Qu’est-ce qu’une coutume « secundum legem » ?
Une coutume secundum legem intervient pour compléter la loi lorsqu’elle y fait référence explicitement ou implicitement. Par exemple, le Code civil peut demander au juge de se référer aux usages pour interpréter un contrat.
Qu’est-ce qu’une coutume « praeter legem » ?
La coutume praeter legem intervient dans le silence de la loi, en comblant les vides juridiques par des pratiques largement acceptées. Par exemple, dans le commerce, il est usuel de facturer hors taxes, un usage qui est tacitement accepté en l’absence de texte législatif spécifique.
Qu’est-ce qu’une coutume « contra legem » ?
Une coutume contra legem est une pratique coutumière qui va à l’encontre de la loi. La loi écrite reste prioritaire, surtout si elle est impérative.
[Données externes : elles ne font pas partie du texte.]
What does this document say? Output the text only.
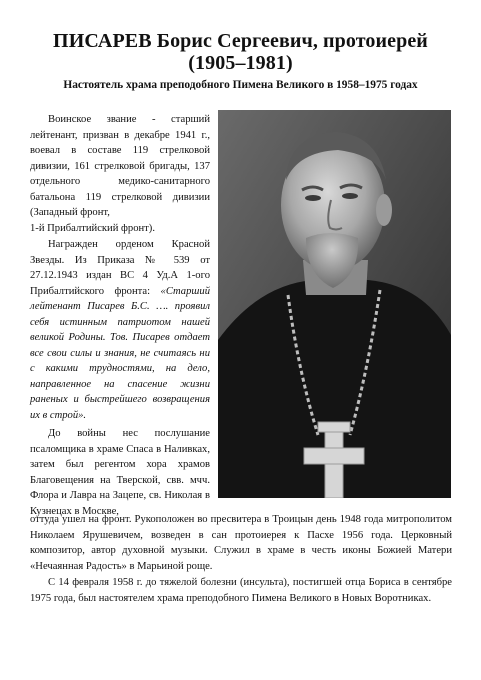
ПИСАРЕВ Борис Сергеевич, протоиерей
(1905–1981)
Настоятель храма преподобного Пимена Великого в 1958–1975 годах

Воинское звание - старший лейтенант, призван в декабре 1941 г., воевал в составе 119 стрелковой дивизии, 161 стрелковой бригады, 137 отдельного медико-санитарного батальона 119 стрелковой дивизии (Западный фронт,

1-й Прибалтийский фронт).

Награжден орденом Красной Звезды. Из Приказа № 539 от 27.12.1943 издан ВС 4 Уд.А 1-ого Прибалтийского фронта: «Старший лейтенант Писарев Б.С. …. проявил себя истинным патриотом нашей великой Родины. Тов. Писарев отдает все свои силы и знания, не считаясь ни с какими трудностями, на дело, направленное на спасение жизни раненых и быстрейшего возвращения их в строй».

До войны нес послушание псаломщика в храме Спаса в Наливках, затем был регентом хора храмов Благовещения на Тверской, свв. мчч. Флора и Лавра на Зацепе, св. Николая в Кузнецах в Москве,

оттуда ушел на фронт. Рукоположен во пресвитера в Троицын день 1948 года митрополитом Николаем Ярушевичем, возведен в сан протоиерея к Пасхе 1956 года. Церковный композитор, автор духовной музыки. Служил в храме в честь иконы Божией Матери «Нечаянная Радость» в Марьиной роще.

С 14 февраля 1958 г. до тяжелой болезни (инсульта), постигшей отца Бориса в сентябре 1975 года, был настоятелем храма преподобного Пимена Великого в Новых Воротниках.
Toutefois, certaines coutumes, comme le don manuel en matière de donation, sont tolérées par la jurisprudence.
Une coutume peut-elle abroger une loi ?
En principe, non. Une coutume ne peut pas abroger une loi impérative. Cependant, une coutume peut parfois prévaloir sur une loi supplétive si les parties en conviennent, car la loi supplétive ne s’applique qu’en l’absence d’un accord contraire entre les parties.
Quel est l’impact de la loi impérative par rapport à la coutume ?
La loi impérative est une disposition que l’on ne peut écarter, même par coutume. Elle protège l’ordre public et les principes essentiels. En cas de conflit, elle prévaut sur la coutume, qui ne peut donc pas la modifier ni l’abroger.